09:30 - 16:00 (ET/EDT)

Monday to Friday

None

NASDAQ USA

09:30 - 16:00 (ET/EDT)

Monday to Friday

None

Tokyo Stock Exchange, Japan

09:00 - 11:30 & 12:30 - 15:00 (JST)

Monday to Friday

There are

China Shanghai Stock Exchange

09:30 - 11:30 & 13:00 - 15:00 (CST)

Monday to Friday

There are

British Lun Securities Exchange

08:00 - 16:30 (UTC/BST)

Monday to Friday

None

Saudi Arabia Saudi Stock Exchange

10:00 - 15:00 (AST)

Sunday to Thursday

None

In Phronimos Group, the trading hours of stock CFDs coincide with the trading hours of the relevant stock on the stock exchange on which it is listed. The stock exception is extended trading hours.

You can check the trading hours of the stocks you want to trade at any time on the market page on our website or on the platform. For example, Tesla CFDs are traded Monday to Thursday 08:10 - 00:00 and Friday 08:10 - 21:00(UTC).

What is the best time to trade stocks? Usually when the stock market opens and closes, this is because traders react to overnight news when the market opens and settle the day's trades near the close, and increase liquidity and price volatility. Keep in mind that high volatility will increase the risk associated with trading.

FAQ

Is stock trading a good idea?

Trading stocks provides risk and incentives for traders.

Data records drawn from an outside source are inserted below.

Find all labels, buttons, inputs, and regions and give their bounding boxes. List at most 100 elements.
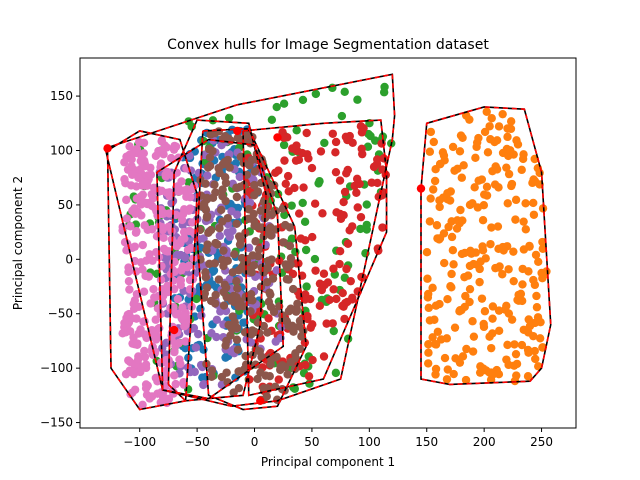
data-point: [287, 201, 296, 210]
data-point: [219, 287, 228, 297]
data-point: [185, 226, 194, 236]
data-point: [379, 88, 389, 97]
data-point: [474, 176, 483, 185]
y-tick-label: −50: [48, 307, 73, 321]
data-point: [455, 147, 465, 156]
data-point: [525, 321, 535, 331]
data-point: [125, 142, 134, 151]
data-point: [176, 276, 185, 285]
data-point: [315, 301, 325, 311]
data-point: [465, 261, 475, 271]
data-point: [301, 360, 310, 370]
data-point: [292, 126, 301, 135]
data-point: [298, 198, 307, 208]
data-point: [450, 323, 460, 332]
data-point: [357, 144, 366, 154]
data-point: [442, 334, 452, 343]
data-point: [424, 359, 433, 368]
data-point: [138, 265, 147, 274]
data-point: [214, 275, 224, 284]
data-point: [132, 194, 142, 203]
data-point: [174, 338, 183, 348]
data-point: [519, 217, 528, 226]
data-point: [233, 284, 242, 293]
data-point: [506, 117, 516, 126]
x-axis-label: Principal component 1: [261, 455, 395, 469]
data-point: [232, 323, 242, 333]
data-point: [478, 242, 487, 251]
data-point: [524, 315, 533, 324]
convex-hull-dashed-6: [106, 130, 198, 411]
data-point: [431, 340, 441, 349]
x-tick-label: 200: [473, 435, 496, 449]
data-point: [267, 115, 277, 124]
data-point: [352, 188, 361, 197]
data-point: [343, 165, 352, 175]
data-point: [329, 264, 338, 273]
data-point: [486, 135, 495, 144]
data-point: [482, 107, 491, 116]
data-point: [144, 272, 154, 281]
data-point: [519, 150, 528, 159]
data-point: [369, 162, 379, 172]
convex-hull-dashed-1: [420, 106, 552, 386]
data-point: [329, 326, 338, 336]
data-point: [201, 273, 210, 282]
data-point: [293, 299, 302, 308]
data-point: [429, 137, 438, 147]
data-point: [540, 270, 549, 279]
data-point: [197, 311, 206, 320]
data-point: [319, 269, 329, 278]
data-point: [487, 114, 496, 123]
data-point: [210, 180, 219, 189]
data-point: [232, 335, 242, 344]
data-point: [203, 171, 212, 180]
data-point: [512, 136, 521, 145]
data-point: [219, 261, 228, 271]
data-point: [306, 323, 315, 332]
series-points-1: [422, 107, 551, 386]
data-point: [220, 133, 230, 143]
data-point: [538, 237, 547, 247]
data-point: [179, 186, 188, 195]
data-point: [283, 370, 292, 379]
data-point: [458, 216, 467, 225]
data-point: [423, 274, 432, 283]
data-point: [493, 222, 503, 231]
data-point: [266, 360, 275, 369]
data-point: [220, 157, 229, 167]
data-point: [362, 200, 371, 209]
data-point: [340, 314, 349, 324]
data-point: [467, 249, 476, 258]
data-point: [138, 240, 147, 250]
data-point: [292, 141, 301, 150]
data-point: [457, 173, 467, 182]
data-point: [267, 255, 276, 264]
data-point: [319, 352, 329, 361]
data-point: [209, 266, 219, 275]
data-point: [332, 208, 341, 217]
data-point: [310, 254, 320, 264]
data-point: [288, 284, 298, 294]
data-point: [129, 304, 139, 314]
data-point: [498, 270, 507, 279]
data-point: [218, 192, 227, 201]
data-point: [125, 327, 135, 336]
data-point: [511, 349, 521, 359]
convex-hull-dashed-2: [104, 73, 396, 408]
data-point: [531, 250, 541, 260]
extreme-point: [103, 144, 112, 153]
data-point: [177, 235, 186, 244]
data-point: [218, 217, 227, 226]
data-point: [251, 237, 260, 246]
y-tick-label: 50: [58, 198, 73, 212]
data-point: [133, 207, 142, 216]
data-point: [268, 274, 278, 283]
x-tick-label: 150: [415, 435, 438, 449]
data-point: [433, 327, 443, 337]
data-point: [127, 155, 136, 164]
data-point: [212, 315, 222, 324]
data-point: [461, 291, 470, 301]
data-point: [311, 89, 321, 99]
data-point: [470, 183, 479, 192]
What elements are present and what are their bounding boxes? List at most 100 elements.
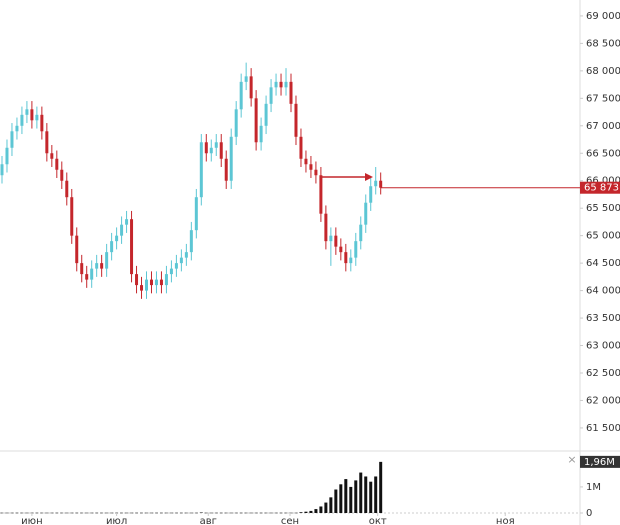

The decision to trade stocks should be based on your risk tolerance, financial goals and time horizon, and other personal decisions. You should do your research and never trade with money you can't lose.

How does stock trading work?

Stock trading involves buying and selling shares of publicly listed companies on a stock exchange with the aim of making potential profits from fluctuations in stock prices. Keep in mind that since trading involves risk, you may also face losses.

How to start trading stocks?

To start trading stocks, you can practice with a demo trading account and design a trading strategy that suits you personally. When you are ready to trade with real currency, open a real-time trading account. Depending on your strategy, deposit funds and start buying stocks.

What is the age requirement for stock trading?

Most trading platform providers require users to be at least 18 years old to open an account.

When is the best time to trade stocks?

The best time to trade stocks depends on your trading strategy and the trading time of the stock exchange you want to trade.

In less than 3 minutes, you can open a trading account.